Columbia Sportswear has made quality outdoor gear for over 70 years. Stu Redsun, SVP & CMO for the Columbia Sportswear Company, describes how the brand regained its voice and found a new path to relevancy with the Millennial generation: by letting them tell their own rugged stories on video.
Losing Relevance with Millennials
Our mission hasn't changed in 70 years: We make tough gear so that Pacific Northwesterners (and everyone else) can enjoy the great outdoors.
However, a few years back we switched from our classic quirky, funny storytelling to product-centric campaigns that focused instead on things like fabric technology. At the same time, the focus for our e-commerce team was different than for our social media team, which was again different than for our paid media team.
Soon enough, our data began to show that no one had any idea what the Columbia brand stood for. And our relevancy with Millennials was minimal. There was just no brand connection with anyone.
Reconnecting with Our Customers
We needed to engage a younger audience and get them in a conversation with our brand, not with individual products.
We turned to YouTube because we needed a platform where our consumers could discover, take part in, and share our message again and again.
After experimenting, we soon discovered that our professionally-shot videos never saw the kind of engagement that consumer-produced videos did—our core audience is more interested in following a friend on their hiking journey than in learning about the product features of what they're wearing.
We learned that the key micro-moments for our consumers were around discovering new adventures they could experience. So, we made sure we were matching their needs by meeting them with content they were looking for. Our long-term plan became to reclaim our brand voice and turn it over to customers around the world.
We began by creating a new job title—Director of Toughness—and invited consumers and employees to apply. 4,000 people did, and within a few days we had to close applications. Today our DOTs test gear in the most unforgiving conditions on Earth and then tell the world about it. We activate engagement with all these videos through paid media, social, and even offline campaigns.
We needed to engage a younger audience and get them in a conversation with our brand, not with individual products.
Engagement on the Rise
The results so far have been terrific. Brand engagement is up 147%. We've created a new kind of scorecard to analyze our brand health. We're learning a lot more about our audience, too: if people don't engage with a video, we can learn, iterate, and find a better way.
There's another bonus: unlike single-product campaigns, running a campaign on YouTube costs less and upholds our brand message for a much longer time. So now it's all working together: we're using all our marketing touch-points and our engaged customers to tell one cohesive, compelling story—the great story we've been telling for 70 years.

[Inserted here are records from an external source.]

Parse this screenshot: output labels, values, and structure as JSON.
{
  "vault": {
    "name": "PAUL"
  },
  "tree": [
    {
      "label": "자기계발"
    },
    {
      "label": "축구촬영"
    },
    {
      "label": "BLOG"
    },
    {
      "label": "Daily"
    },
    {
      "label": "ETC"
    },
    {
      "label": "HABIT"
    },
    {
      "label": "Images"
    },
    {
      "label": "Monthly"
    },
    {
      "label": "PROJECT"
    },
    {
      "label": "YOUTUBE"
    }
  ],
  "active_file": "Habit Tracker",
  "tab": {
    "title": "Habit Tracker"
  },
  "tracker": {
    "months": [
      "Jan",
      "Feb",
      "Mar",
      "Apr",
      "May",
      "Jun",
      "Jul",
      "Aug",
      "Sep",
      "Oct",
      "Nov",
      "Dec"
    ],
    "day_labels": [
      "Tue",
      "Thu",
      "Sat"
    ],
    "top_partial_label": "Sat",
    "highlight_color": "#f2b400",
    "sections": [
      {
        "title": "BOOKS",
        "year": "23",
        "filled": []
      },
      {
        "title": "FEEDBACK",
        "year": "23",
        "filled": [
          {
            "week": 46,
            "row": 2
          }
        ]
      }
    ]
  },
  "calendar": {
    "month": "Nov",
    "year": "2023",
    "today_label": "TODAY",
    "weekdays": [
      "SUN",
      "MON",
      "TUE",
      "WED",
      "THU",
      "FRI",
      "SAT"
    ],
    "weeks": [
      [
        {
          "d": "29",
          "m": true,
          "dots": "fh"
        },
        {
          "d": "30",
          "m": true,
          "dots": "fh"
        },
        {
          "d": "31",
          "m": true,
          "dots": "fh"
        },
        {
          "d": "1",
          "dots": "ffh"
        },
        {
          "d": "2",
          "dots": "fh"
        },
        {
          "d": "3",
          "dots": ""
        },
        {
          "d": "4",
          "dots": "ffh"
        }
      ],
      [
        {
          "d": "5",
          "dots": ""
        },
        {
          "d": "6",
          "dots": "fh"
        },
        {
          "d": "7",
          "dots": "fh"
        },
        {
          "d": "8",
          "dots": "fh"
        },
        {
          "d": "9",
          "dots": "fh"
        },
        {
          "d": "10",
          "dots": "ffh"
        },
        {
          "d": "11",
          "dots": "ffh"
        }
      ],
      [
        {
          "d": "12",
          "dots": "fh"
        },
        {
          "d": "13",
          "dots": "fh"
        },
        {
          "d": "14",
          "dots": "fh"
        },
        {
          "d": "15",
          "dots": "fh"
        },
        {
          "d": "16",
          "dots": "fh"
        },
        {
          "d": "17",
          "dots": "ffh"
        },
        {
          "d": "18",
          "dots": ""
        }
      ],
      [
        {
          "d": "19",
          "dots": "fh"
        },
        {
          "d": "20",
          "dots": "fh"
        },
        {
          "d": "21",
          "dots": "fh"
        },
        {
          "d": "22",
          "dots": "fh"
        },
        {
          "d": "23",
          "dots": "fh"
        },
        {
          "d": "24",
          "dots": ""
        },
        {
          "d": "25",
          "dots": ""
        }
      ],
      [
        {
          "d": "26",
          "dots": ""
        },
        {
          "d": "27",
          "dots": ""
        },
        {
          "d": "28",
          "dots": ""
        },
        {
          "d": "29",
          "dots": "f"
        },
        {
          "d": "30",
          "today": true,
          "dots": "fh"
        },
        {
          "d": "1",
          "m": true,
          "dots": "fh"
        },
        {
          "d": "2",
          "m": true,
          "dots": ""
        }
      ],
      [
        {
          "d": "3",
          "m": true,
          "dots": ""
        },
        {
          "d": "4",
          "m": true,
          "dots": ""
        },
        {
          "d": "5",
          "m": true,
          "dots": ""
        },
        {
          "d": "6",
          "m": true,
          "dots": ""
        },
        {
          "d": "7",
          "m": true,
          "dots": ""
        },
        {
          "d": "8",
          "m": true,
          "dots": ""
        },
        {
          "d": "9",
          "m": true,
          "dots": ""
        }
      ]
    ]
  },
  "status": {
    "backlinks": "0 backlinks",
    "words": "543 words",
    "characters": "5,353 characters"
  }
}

3 Takeaways for Redefining Brand Voice
Match your consumers' needs. To keep your brand relevant, be relevant to consumer needs and interests. People want to be part of your brand story, so help them do that.
Unify your brand voice. We didn't just reclaim our brand voice; we made sure that all our marketing efforts and teams were united behind the new message.
Embrace video. Nothing beats a great story, and video is a storytelling medium.